White lay flat on the ground, a fist-sized hole seared through the back of his armor. One of the alien bolts had passed through ten feet of ground, through Private First Class Steven White, armor and all, and continued on into the trees beyond. The wound was clean, cauterized, and probably instantly fatal. A wisp of steam rose from that hole. Heat from the bolt had melted his armor, leaving a stream of polymerized metal dribbling into the hole in his back. If I had chosen to place my hand in that hole, it would have come out clean. There was no blood.

Huish was not so lucky. The bolt had passed through his right shoulder, taking a small and clean chunk with it. The wound might not have killed him had he not gone into severe shock. He lay on his back, shivering convulsively like a man in an icebox. The plates in his armor rattled against each other.

Philips and I stayed with Huish while Herrington and Boll went out to gather the body parts and equipment the aliens left behind. Philips pulled off Huish’s helmet and loosened his chest plate. He could not pull the plate off because much of it had fused into the wound. He tried to talk to Huish, but he never responded. By the time Herrington and Boll returned with alien body parts, a rifle, and the meter that Hairy had been using, PFC Huish had quietly died.

CHAPTER SIXTEEN

“We’re coming in,” I radioed Moffat. “Has the rest of the platoon arrived?”

“Present and accounted for,” he said. “Sergeant Thomer says you stayed back to catch a prisoner. How did it go?”

“I’ve got some body parts and a weapon.”

“General Glade wanted a live one. We don’t need more body parts or weapons,” Moffat said. I knew he was right. The Army had just used fifty thousand aliens for target practice—alien body parts would be in plentiful supply.

“We captured some of their scientific equipment. I think they were taking soil samples,” I said.

“Scientific equipment? Not bad, Harris,” Moffat conceded. “Not bad. It doesn’t earn you the best bottle of booze in Valhalla, but I’ll spot your first round in the officers’ lounge.” That was a tired old wartime chestnut—our drinks were free.
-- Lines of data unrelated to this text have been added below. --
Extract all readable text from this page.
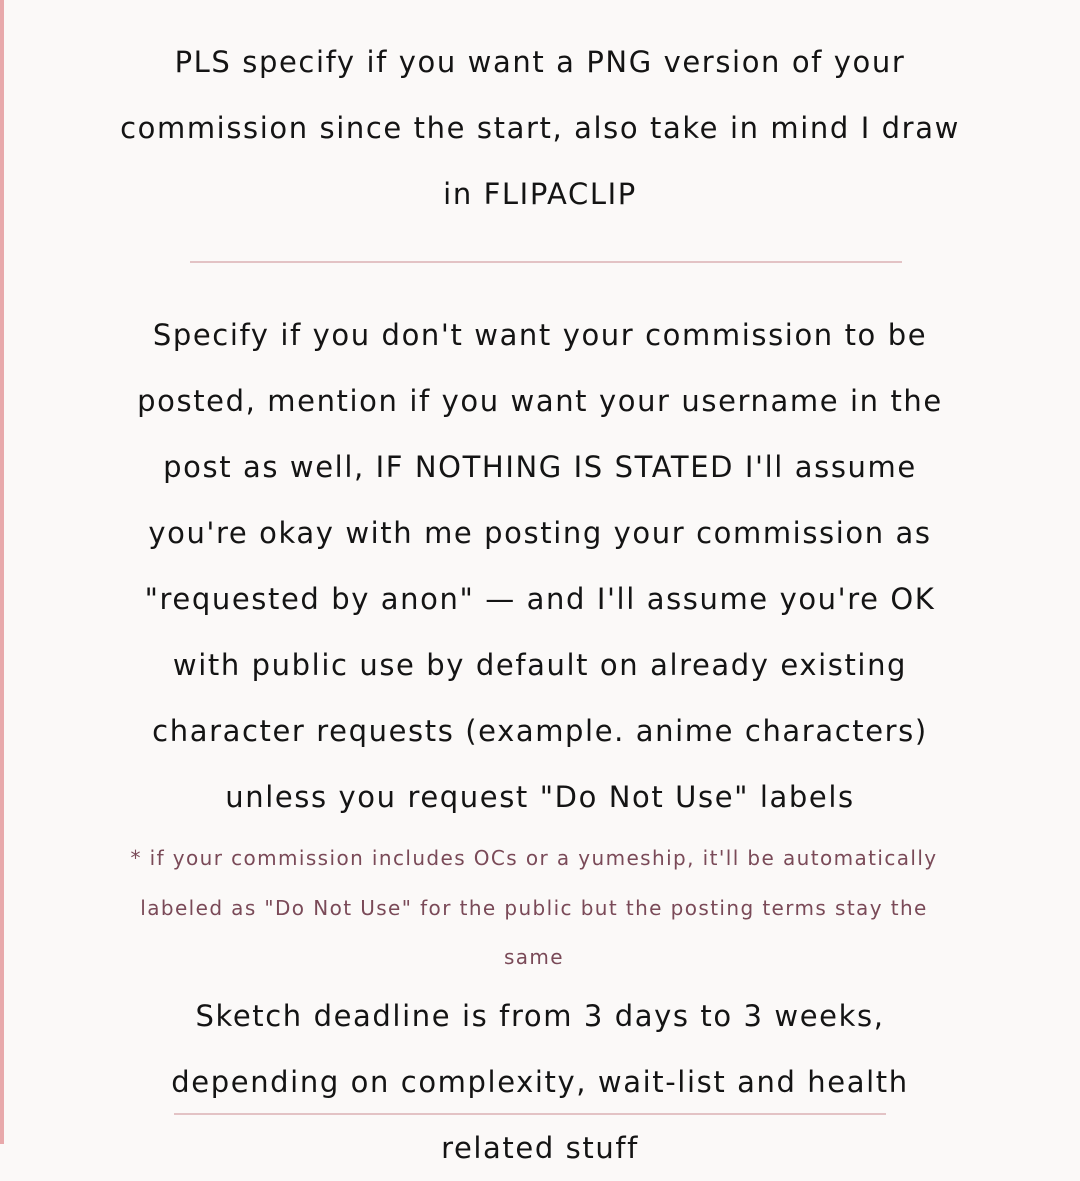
PLS specify if you want a PNG version of your commission since the start, also take in mind I draw in FLIPACLIP

Specify if you don't want your commission to be posted, mention if you want your username in the post as well, IF NOTHING IS STATED I'll assume you're okay with me posting your commission as "requested by anon" — and I'll assume you're OK with public use by default on already existing character requests (example. anime characters) unless you request "Do Not Use" labels

* if your commission includes OCs or a yumeship, it'll be automatically labeled as "Do Not Use" for the public but the posting terms stay the same

Sketch deadline is from 3 days to 3 weeks, depending on complexity, wait-list and health related stuff
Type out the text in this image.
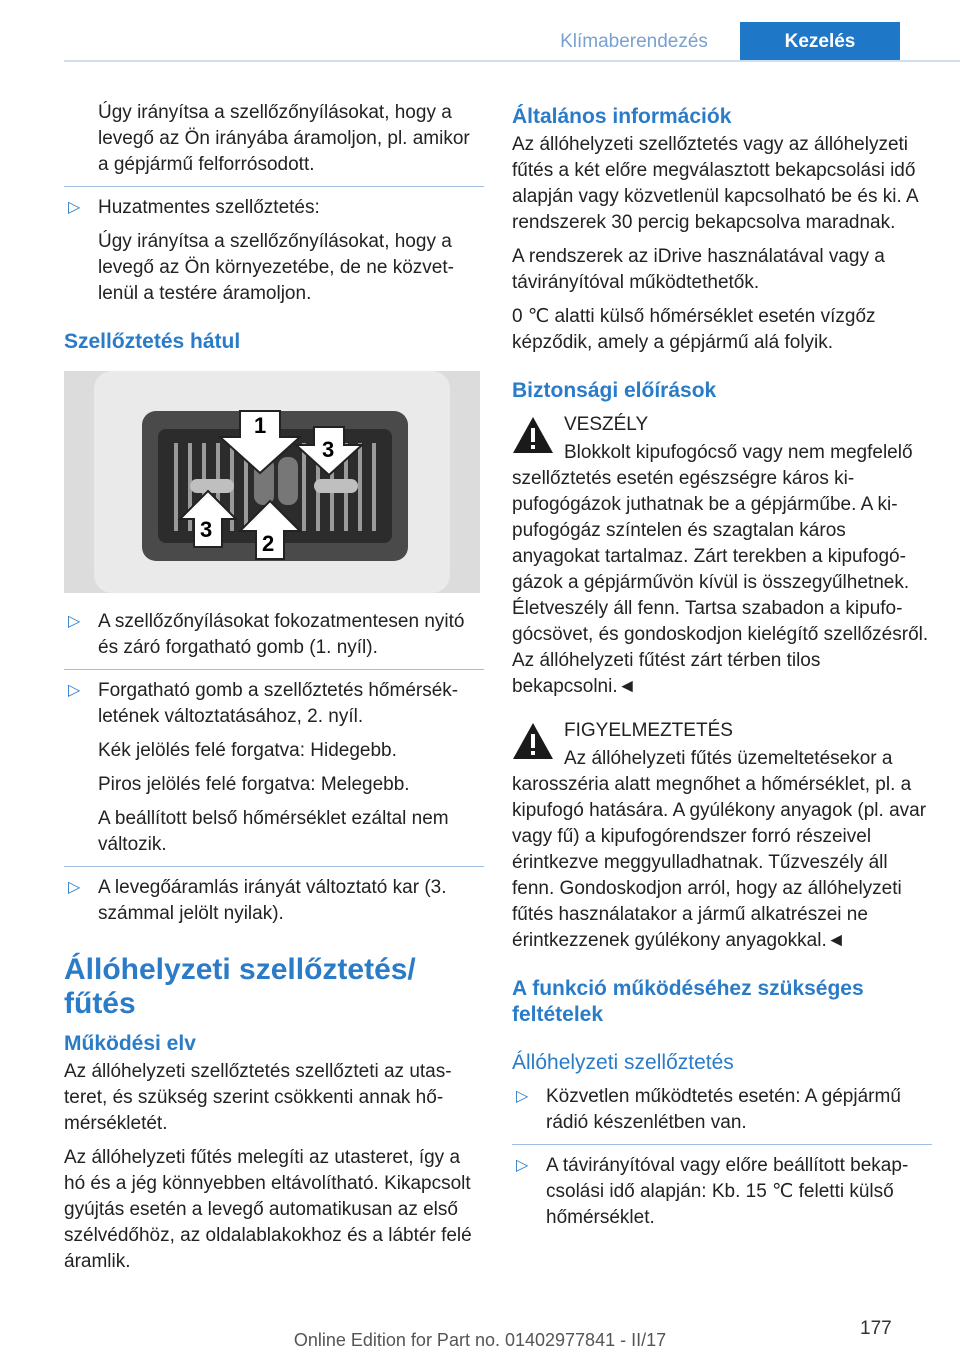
Klímaberendezés	Kezelés

Úgy irányítsa a szellőzőnyílásokat, hogy a levegő az Ön irányába áramoljon, pl. amikor a gépjármű felforrósodott.

▷ Huzatmentes szellőztetés:

Úgy irányítsa a szellőzőnyílásokat, hogy a levegő az Ön környezetébe, de ne közvetlenül a testére áramoljon.

Szellőztetés hátul
1
3
3
2
▷ A szellőzőnyílásokat fokozatmentesen nyitó és záró forgatható gomb (1. nyíl).
▷ Forgatható gomb a szellőztetés hőmérsékletének változtatásához, 2. nyíl.

Kék jelölés felé forgatva: Hidegebb.

Piros jelölés felé forgatva: Melegebb.

A beállított belső hőmérséklet ezáltal nem változik.

▷ A levegőáramlás irányát változtató kar (3. számmal jelölt nyilak).
Állóhelyzeti szellőztetés/ fűtés
Működési elv

Az állóhelyzeti szellőztetés szellőzteti az utasteret, és szükség szerint csökkenti annak hőmérsékletét.

Az állóhelyzeti fűtés melegíti az utasteret, így a hó és a jég könnyebben eltávolítható. Kikapcsolt gyújtás esetén a levegő automatikusan az első szélvédőhöz, az oldalablakokhoz és a lábtér felé áramlik.

Általános információk

Az állóhelyzeti szellőztetés vagy az állóhelyzeti fűtés a két előre megválasztott bekapcsolási idő alapján vagy közvetlenül kapcsolható be és ki. A rendszerek 30 percig bekapcsolva maradnak.

A rendszerek az iDrive használatával vagy a távirányítóval működtethetők.

0 ℃ alatti külső hőmérséklet esetén vízgőz képződik, amely a gépjármű alá folyik.

Biztonsági előírások

VESZÉLY

Blokkolt kipufogócső vagy nem megfelelő szellőztetés esetén egészségre káros kipufogógázok juthatnak be a gépjárműbe. A kipufogógáz színtelen és szagtalan káros anyagokat tartalmaz. Zárt terekben a kipufogógázok a gépjárművön kívül is összegyűlhetnek. Életveszély áll fenn. Tartsa szabadon a kipufogócsövet, és gondoskodjon kielégítő szellőzésről. Az állóhelyzeti fűtést zárt térben tilos bekapcsolni.◄

FIGYELMEZTETÉS

Az állóhelyzeti fűtés üzemeltetésekor a karosszéria alatt megnőhet a hőmérséklet, pl. a kipufogó hatására. A gyúlékony anyagok (pl. avar vagy fű) a kipufogórendszer forró részeivel érintkezve meggyulladhatnak. Tűzveszély áll fenn. Gondoskodjon arról, hogy az állóhelyzeti fűtés használatakor a jármű alkatrészei ne érintkezzenek gyúlékony anyagokkal.◄

A funkció működéséhez szükséges feltételek
Állóhelyzeti szellőztetés
▷ Közvetlen működtetés esetén: A gépjármű rádió készenlétben van.
▷ A távirányítóval vagy előre beállított bekapcsolási idő alapján: Kb. 15 ℃ feletti külső hőmérséklet.
177
Online Edition for Part no. 01402977841 - II/17
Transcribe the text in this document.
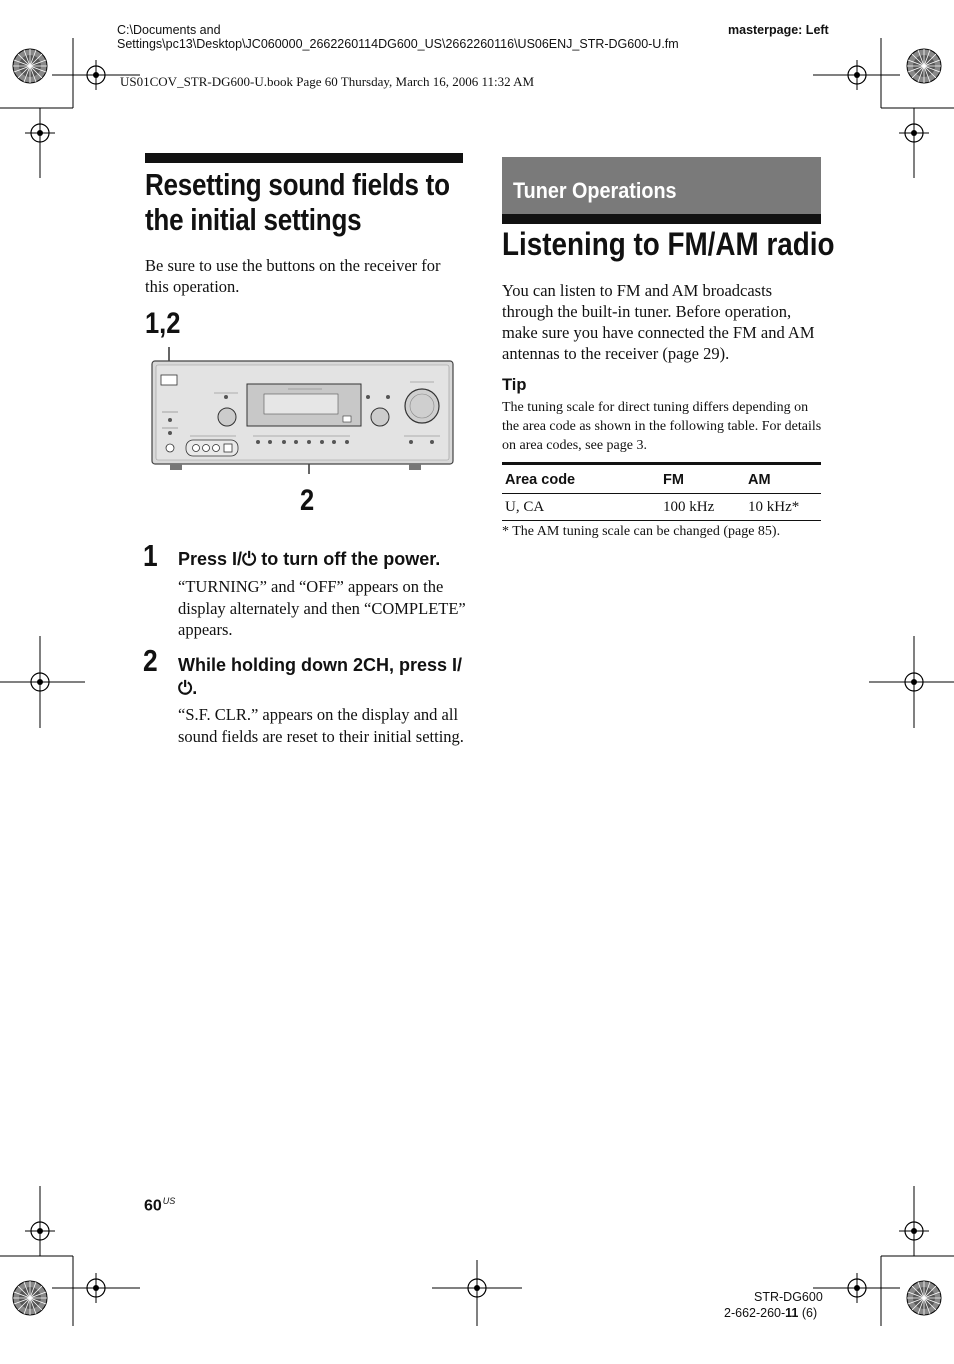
C:\Documents and Settings\pc13\Desktop\JC060000_2662260114DG600_US\2662260116\US06ENJ_STR-DG600-U.fm
US01COV_STR-DG600-U.book Page 60 Thursday, March 16, 2006 11:32 AM
masterpage: Left
Resetting sound fields to the initial settings
Be sure to use the buttons on the receiver for this operation.
1,2
2
1 Press I/⏻ to turn off the power.
“TURNING” and “OFF” appears on the display alternately and then “COMPLETE” appears.
2 While holding down 2CH, press I/⏻.
“S.F. CLR.” appears on the display and all sound fields are reset to their initial setting.
Tuner Operations
Listening to FM/AM radio
You can listen to FM and AM broadcasts through the built-in tuner. Before operation, make sure you have connected the FM and AM antennas to the receiver (page 29).
Tip
The tuning scale for direct tuning differs depending on the area code as shown in the following table. For details on area codes, see page 3.
Area code	FM	AM
U, CA	100 kHz	10 kHz*
* The AM tuning scale can be changed (page 85).
$60^{US}$
STR-DG600
2-662-260-11 (6)
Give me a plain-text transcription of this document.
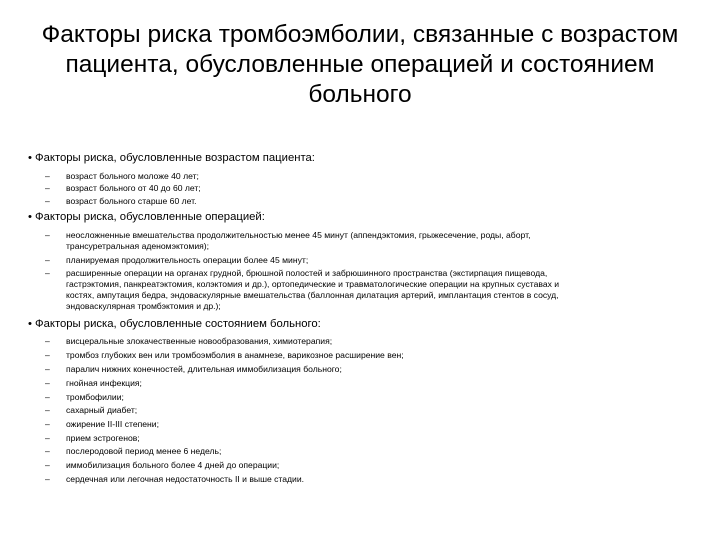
Факторы риска тромбоэмболии, связанные с возрастом
пациента, обусловленные операцией и состоянием
больного
• Факторы риска, обусловленные возрастом пациента:
– возраст больного моложе 40 лет;
– возраст больного от 40 до 60 лет;
– возраст больного старше 60 лет.
• Факторы риска, обусловленные операцией:
– неосложненные вмешательства продолжительностью менее 45 минут (аппендэктомия, грыжесечение, роды, аборт,
трансуретральная аденомэктомия);
– планируемая продолжительность операции более 45 минут;
– расширенные операции на органах грудной, брюшной полостей и забрюшинного пространства (экстирпация пищевода,
гастрэктомия, панкреатэктомия, колэктомия и др.), ортопедические и травматологические операции на крупных суставах и
костях, ампутация бедра, эндоваскулярные вмешательства (баллонная дилатация артерий, имплантация стентов в сосуд,
эндоваскулярная тромбэктомия и др.);
• Факторы риска, обусловленные состоянием больного:
– висцеральные злокачественные новообразования, химиотерапия;
– тромбоз глубоких вен или тромбоэмболия в анамнезе, варикозное расширение вен;
– паралич нижних конечностей, длительная иммобилизация больного;
– гнойная инфекция;
– тромбофилии;
– сахарный диабет;
– ожирение II-III степени;
– прием эстрогенов;
– послеродовой период менее 6 недель;
– иммобилизация больного более 4 дней до операции;
– сердечная или легочная недостаточность II и выше стадии.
Moffat struck me as a man who appreciated platitudes. I had only met him that day, and this was the third time I had heard him say that bit about “Not bad, Harris. Not bad.” It already meant less than nothing to me.

“We lost two men,” I reported.

“Noncoms?” Moffat asked.

Stupid question. I was the only officer who went on the mission. “White and Huish …both privates.”

“Good men, I’m sure,” he said, sounding about as unmoved as a man can get. We signed off, each of us glad to be rid of the other.

While Boll cut down branches and built a travois for carrying back our dead, Herrington brought me one of the alien’s rifles. Its stock was featureless and lacked even a trigger. It looked like a nickel-plated pipe and weighed well over fifty pounds. How any creature could carry and use such a weapon I did not understand. Herrington lifted the rifle to his chest and tried to sight down its barrel, but he could not hold it steady.

Herrington also brought in a head and a long section of back. Looking over these parts, I saw no signs of muscles, veins, tissue, or bone. The limbs we found were solid and un-malleable. There was no tissue, the body parts had the same composition inside and out. As I rolled one of the heads we collected with the toe of my boot, I realized this thing had no more brains than the head of Michelangelo’s statue of David.

“Do we want to haul this shit home with us?” Herrington asked.